From the July 3 Post editorial:
IN COMMUTING I. Lewis Libby's prison sentence yesterday, President Bush took the advice of, among others, William Otis, a former federal prosecutor who wrote on the opposite page last month that Mr. Libby should neither be pardoned nor sent to prison. We agree that a pardon would have been inappropriate and that the prison sentence of 30 months was excessive. But reducing the sentence to no prison time at all, as Mr. Bush did -- to probation and a large fine -- is not defensible.
Mr. Libby was convicted in March on charges of perjury, making false statements and obstruction of justice. Vice President Cheney's former chief of staff had told the FBI and a grand jury that he had not leaked the identity of CIA employee Valerie Plame to journalists, but after hearing abundant testimony and carefully deliberating, a jury concluded that he lied. As we wrote at the time of the conviction, lying under oath is unacceptable for anyone, and particularly for a government official. As Mr. Bush said in his statement yesterday, "our entire system of justice relies on people telling the truth. And if a person does not tell the truth, particularly if he serves in government and holds the public trust, he must be held accountable."
Yet there were mitigating factors in this case. After two years of investigation, special prosecutor Patrick J. Fitzgerald charged no one with a crime for leaking Ms. Plame's name; he never demonstrated that a crime occurred. Early on, the prosecutor had learned that the primary source of the disclosure to columnist Robert D. Novak was then-Deputy Secretary of State Richard L. Armitage, who was not charged. Mr. Libby's trial provided convincing evidence that the revelation of Ms. Plame's identity was not the result of a conspiracy to punish her husband, administration critic Joseph C. Wilson IV -- the allegation that caused all the partisan furor surrounding the case and that led to Mr. Fitzgerald's appointment. Advocates for clemency point to President Bill Clinton, who lied under oath but was not removed from office or put in jail, and to Mr. Clinton's former national security adviser, Samuel R. "Sandy" Berger, who lied to investigators about sneaking documents from the National Archives but who also received no jail time.

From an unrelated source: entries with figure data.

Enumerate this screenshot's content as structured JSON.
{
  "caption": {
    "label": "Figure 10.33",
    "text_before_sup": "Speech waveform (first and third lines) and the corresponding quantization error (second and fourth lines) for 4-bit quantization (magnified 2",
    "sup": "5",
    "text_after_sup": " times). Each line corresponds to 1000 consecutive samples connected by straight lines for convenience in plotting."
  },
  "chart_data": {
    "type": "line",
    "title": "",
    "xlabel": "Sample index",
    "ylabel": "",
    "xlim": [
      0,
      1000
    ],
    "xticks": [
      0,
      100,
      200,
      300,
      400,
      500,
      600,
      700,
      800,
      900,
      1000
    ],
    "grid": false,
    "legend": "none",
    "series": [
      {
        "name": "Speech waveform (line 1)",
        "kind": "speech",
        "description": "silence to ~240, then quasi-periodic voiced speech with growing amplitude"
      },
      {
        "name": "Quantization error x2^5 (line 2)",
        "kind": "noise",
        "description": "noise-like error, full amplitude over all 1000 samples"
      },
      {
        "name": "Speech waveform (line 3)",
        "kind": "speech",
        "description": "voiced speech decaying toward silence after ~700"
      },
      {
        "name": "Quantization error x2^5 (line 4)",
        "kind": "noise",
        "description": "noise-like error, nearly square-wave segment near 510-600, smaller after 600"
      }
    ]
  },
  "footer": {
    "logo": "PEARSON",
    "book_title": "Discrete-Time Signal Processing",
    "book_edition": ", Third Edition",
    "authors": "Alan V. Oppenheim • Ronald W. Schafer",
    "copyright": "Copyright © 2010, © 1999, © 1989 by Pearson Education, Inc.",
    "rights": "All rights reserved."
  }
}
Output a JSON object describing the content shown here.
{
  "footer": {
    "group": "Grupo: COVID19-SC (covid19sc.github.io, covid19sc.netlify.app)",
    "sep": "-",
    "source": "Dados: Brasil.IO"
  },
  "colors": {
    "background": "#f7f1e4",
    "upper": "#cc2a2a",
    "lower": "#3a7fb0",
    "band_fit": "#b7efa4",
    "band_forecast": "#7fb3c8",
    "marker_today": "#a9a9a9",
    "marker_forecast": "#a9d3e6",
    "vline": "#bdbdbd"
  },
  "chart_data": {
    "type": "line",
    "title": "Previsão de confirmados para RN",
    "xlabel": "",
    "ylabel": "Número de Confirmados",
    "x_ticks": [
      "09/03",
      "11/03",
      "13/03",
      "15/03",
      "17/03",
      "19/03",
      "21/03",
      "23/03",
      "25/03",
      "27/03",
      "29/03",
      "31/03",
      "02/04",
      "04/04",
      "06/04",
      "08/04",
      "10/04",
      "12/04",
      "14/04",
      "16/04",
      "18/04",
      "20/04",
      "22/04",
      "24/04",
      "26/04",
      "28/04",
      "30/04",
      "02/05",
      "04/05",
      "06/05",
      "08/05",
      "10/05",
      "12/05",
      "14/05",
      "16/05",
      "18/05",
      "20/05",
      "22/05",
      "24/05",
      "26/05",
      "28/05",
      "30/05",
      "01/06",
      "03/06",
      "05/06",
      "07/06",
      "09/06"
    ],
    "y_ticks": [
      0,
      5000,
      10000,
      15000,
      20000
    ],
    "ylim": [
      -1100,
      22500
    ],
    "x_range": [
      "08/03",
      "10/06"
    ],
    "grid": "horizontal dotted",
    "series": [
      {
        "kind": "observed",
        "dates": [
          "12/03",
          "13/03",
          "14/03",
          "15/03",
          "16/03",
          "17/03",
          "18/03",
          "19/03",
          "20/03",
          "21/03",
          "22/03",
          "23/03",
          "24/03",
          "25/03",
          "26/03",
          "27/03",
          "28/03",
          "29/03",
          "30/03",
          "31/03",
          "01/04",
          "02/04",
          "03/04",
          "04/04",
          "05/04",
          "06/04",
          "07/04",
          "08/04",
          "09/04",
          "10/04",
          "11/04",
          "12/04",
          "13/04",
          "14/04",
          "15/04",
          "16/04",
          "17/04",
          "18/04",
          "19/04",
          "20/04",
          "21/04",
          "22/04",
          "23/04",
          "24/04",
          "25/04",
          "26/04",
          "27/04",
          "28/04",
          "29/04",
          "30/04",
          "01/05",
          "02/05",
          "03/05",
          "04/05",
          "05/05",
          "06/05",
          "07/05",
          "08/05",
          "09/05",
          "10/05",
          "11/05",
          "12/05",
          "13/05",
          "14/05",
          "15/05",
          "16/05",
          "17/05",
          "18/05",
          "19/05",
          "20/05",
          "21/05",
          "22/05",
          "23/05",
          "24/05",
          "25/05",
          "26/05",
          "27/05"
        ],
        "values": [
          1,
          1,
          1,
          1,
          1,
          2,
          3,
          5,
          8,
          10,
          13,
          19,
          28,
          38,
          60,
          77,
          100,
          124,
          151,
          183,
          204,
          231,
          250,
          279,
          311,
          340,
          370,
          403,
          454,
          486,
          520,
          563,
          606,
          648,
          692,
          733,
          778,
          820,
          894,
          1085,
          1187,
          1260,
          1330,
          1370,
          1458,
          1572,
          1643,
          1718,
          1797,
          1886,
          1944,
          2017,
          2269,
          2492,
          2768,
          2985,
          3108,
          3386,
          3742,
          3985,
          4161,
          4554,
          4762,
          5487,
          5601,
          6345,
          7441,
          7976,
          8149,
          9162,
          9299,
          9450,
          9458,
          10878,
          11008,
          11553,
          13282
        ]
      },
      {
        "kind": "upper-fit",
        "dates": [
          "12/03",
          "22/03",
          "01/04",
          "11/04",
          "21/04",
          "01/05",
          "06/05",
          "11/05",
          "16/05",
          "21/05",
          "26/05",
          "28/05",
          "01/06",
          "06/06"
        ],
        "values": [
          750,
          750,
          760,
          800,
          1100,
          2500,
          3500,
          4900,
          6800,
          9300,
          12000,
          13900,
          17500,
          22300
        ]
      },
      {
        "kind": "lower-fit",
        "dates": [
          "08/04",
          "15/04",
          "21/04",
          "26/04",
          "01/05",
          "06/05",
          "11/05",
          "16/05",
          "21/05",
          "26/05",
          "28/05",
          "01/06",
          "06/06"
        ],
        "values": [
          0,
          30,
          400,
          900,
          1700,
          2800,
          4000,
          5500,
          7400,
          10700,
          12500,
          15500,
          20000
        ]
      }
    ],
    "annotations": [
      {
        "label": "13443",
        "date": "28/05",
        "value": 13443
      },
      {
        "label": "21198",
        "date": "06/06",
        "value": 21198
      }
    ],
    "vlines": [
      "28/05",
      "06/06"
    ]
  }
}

Add to that Mr. Libby's long and distinguished record of public service, and we sympathize with Mr. Bush's conclusion "that the prison sentence given to Mr. Libby is excessive." The probation office, as the president noted, recommended less time -- 15 to 21 months. But Mr. Bush, while claiming to "respect the jury's verdict," failed to explain why he moved from "excessive" to zero. It's true that the felony conviction that remains in place, the $250,000 fine and the reputational damage are far from trivial. But so is lying to a grand jury. To commute the entire prison sentence sends the wrong message about the seriousness of that offense.